Superintendent of Jersey City Public Schools
- In office September 6, 2000 (approximately) – December 31, 2011
- Preceded by: Dr. Richard A. DiPatri

Member of the New Jersey General Assembly from the 31st district
- In office January 10, 2006 – January 8, 2008 Serving with Louis Manzo
- Preceded by: Anthony Chiappone
- Succeeded by: L. Harvey Smith Anthony Chiappone

Personal details
- Born: June 13, 1944
- Died: March 17, 2015 (aged 70)
- Party: Democratic
- Alma mater: Bishop College - B.A. in Education Seton Hall University - Masters in Education Rutgers University - Doctorate in Education

= Charles T. Epps Jr. =

American politician

Charles Thomas Epps Jr. (June 13, 1944 – March 20, 2015) was an American Democratic Party politician, who served in the New Jersey General Assembly from 2006 to 2008, where he represented the 31st legislative district, having taken office on January 10, 2006. Epps was elected to the Assembly on November 8, 2005, filling the seat of fellow Democrat Anthony Chiappone, who lost in the primary in his bid for re-election.

==Biography==
Epps was the Jersey City Superintendent of Schools. Epps defeated the incumbent Chiappone in the Democratic primary with the support of the Hudson County Democratic Organization.

Epps served in the Assembly on the Environment and Solid Waste Committee and the Health and Senior Services Committee.

In 2000, the State Board of Education approved Epps as the new State District Superintendent for the Jersey City Public Schools. Epps, who had served as the district's Associate Superintendent for Community and Support Services since 1998, was recommended to the board by Commissioner David Hespe. Epps has dedicated his entire education career to the Jersey City School District. Since joining the district as a teacher of grades six and seven at the Whitney M. Young School in 1967, Epps has worked his way up through the ranks of the district as a teacher, supervisor, principal of adult evening programs, and director of funded programs.

Many of Jersey City's record nine Best Practices awards received from the New Jersey Department of Education in 1998-2000 were for programs overseen or founded by Dr. Epps. He took a leadership role in the district's efforts to reduce the drop-out rate, which had fallen from a high of 14.6% to three straight years at 10% or lower, starting in the late 1990s.

Epps has served as Chairman of the Hudson County Community College Board of Trustees, where he helped establish the Opportunity Knocks scholarship program allowing graduating seniors in Jersey City to attend Hudson County Community College tuition-free.

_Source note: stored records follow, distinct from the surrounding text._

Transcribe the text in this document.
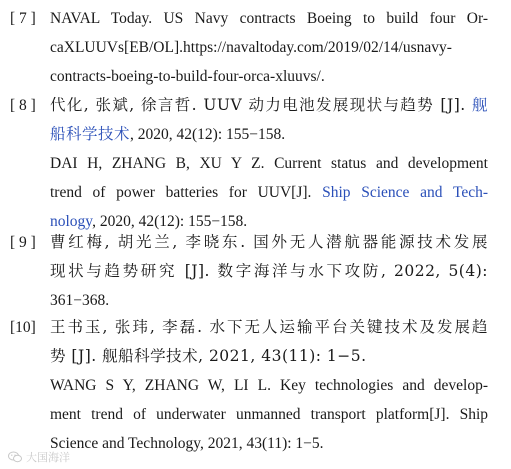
[ 7 ] NAVAL Today. US Navy contracts Boeing to build four Or-
caXLUUVs[EB/OL].https://navaltoday.com/2019/02/14/usnavy-
contracts-boeing-to-build-four-orca-xluuvs/.
[ 8 ] 代化, 张斌, 徐言哲. UUV 动力电池发展现状与趋势 [J]. 舰
船科学技术, 2020, 42(12): 155−158.
DAI H, ZHANG B, XU Y Z. Current status and development
trend of power batteries for UUV[J]. Ship Science and Tech-
nology, 2020, 42(12): 155−158.
[ 9 ] 曹红梅, 胡光兰, 李晓东. 国外无人潜航器能源技术发展
现状与趋势研究 [J]. 数字海洋与水下攻防, 2022, 5(4):
361−368.
[10] 王书玉, 张玮, 李磊. 水下无人运输平台关键技术及发展趋
势 [J]. 舰船科学技术, 2021, 43(11): 1−5.
WANG S Y, ZHANG W, LI L. Key technologies and develop-
ment trend of underwater unmanned transport platform[J]. Ship
Science and Technology, 2021, 43(11): 1−5.
大国海洋
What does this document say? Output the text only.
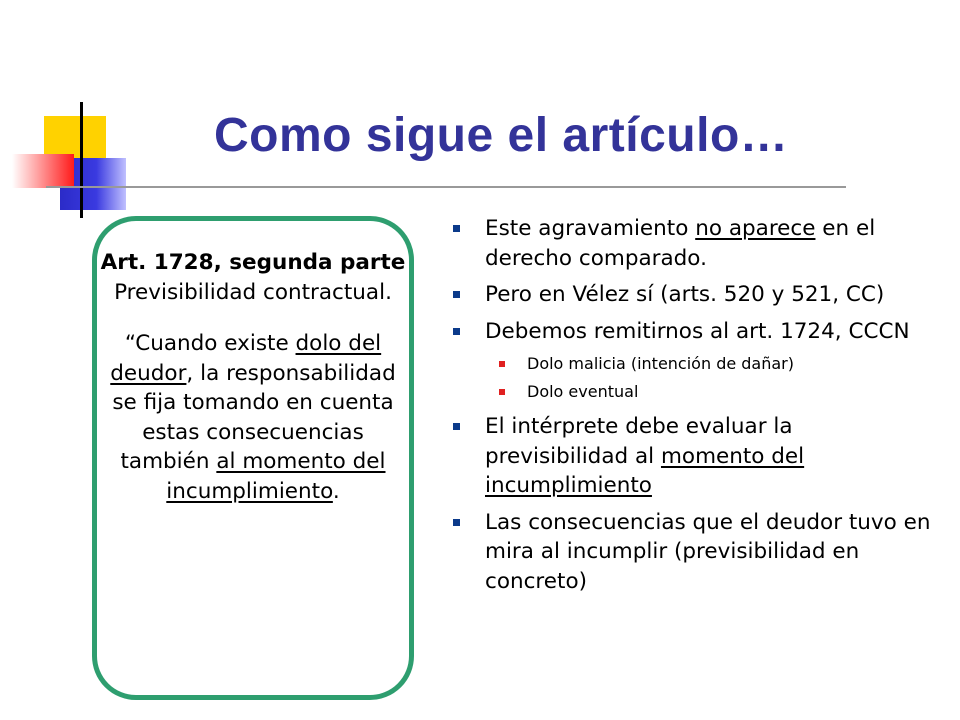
Como sigue el artículo…
Art. 1728, segunda parte
Previsibilidad contractual.
“Cuando existe dolo del deudor, la responsabilidad se fija tomando en cuenta estas consecuencias también al momento del incumplimiento.
Este agravamiento no aparece en el derecho comparado.
Pero en Vélez sí (arts. 520 y 521, CC)
Debemos remitirnos al art. 1724, CCCN
Dolo malicia (intención de dañar)
Dolo eventual
El intérprete debe evaluar la previsibilidad al momento del incumplimiento
Las consecuencias que el deudor tuvo en mira al incumplir (previsibilidad en concreto)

Epps has long been active in the community and serves on several advisory boards, including the National Conference on Community and Justice, the Hudson Cradle advisory board, the Hudson County Schools of Technology advisory board, and the Jersey City welfare board. In 1999, he was recognized by both the NAACP (Outstanding Educator award) and the National Urban League (A Man for All Men award) for his contributions to Jersey City and its public school system.

Epps received a B.A. in Education at Bishop College in Dallas, Texas, followed by a master's degree in education from Seton Hall University and a doctorate in education from Rutgers University.

Epps died after suffering a heart attack on March 17, 2015.

==Criticism==
There is much criticism of Mr. Epps's pay as superintendent (over $240,000 annually), particularly because Epps also is a member of the New Jersey Legislature ($49,000 annual pay) and the Jersey City Public Schools is one of the lowest performers in the state.

As the Trenton Times editorialized about Mr Epps in an unsigned attack on double-dippers in state government: "Assemblyman Charles Epps Jr., D-Jersey City, spends at least two days a week at the State House, which is time when he's not back home running the troubled Jersey City school district, for which he receives $240,022 a year as superintendent."

In May 2006, Epps fell under attack by Assembly colleagues after the New Jersey 101.5 radio station reported on lavish expenses incurred by Epps on a trip to England—including a $500+/night hotel room—all paid for by taxpayers. A number of politicians called for his resignation as evidence of his fiscal irresponsibility surfaced.

The number (and salaries) of administrative staff housed at the Jersey City Board of Education has increased substantially in the 10 years since Epps became superintendent. Executives on the 8th floor of the Board of Ed Building on Claremont Ave. are notorious for not coming to work before 10 am and leaving early. While the school district is faced with budget cuts, hundreds of teachers received pink slips in April and May, while very few administrators or executives have been laid off, especially Epps's hand-picked assistants. Epps was ousted from the position.

In April 2011, Epps came under criticism for denigrating his constituency in an address to the Interdenominational Ministerial Alliance of Jersey and Vicinity. In his speech, he referred to the young females in his district, as his "worst enemy". He then elaborated, "The young girls are bad. I don't know what they're drinking today, but they're bad." Later, he thanks corporate volunteers for having "signed up to help even the dirty, nasty, bad kids."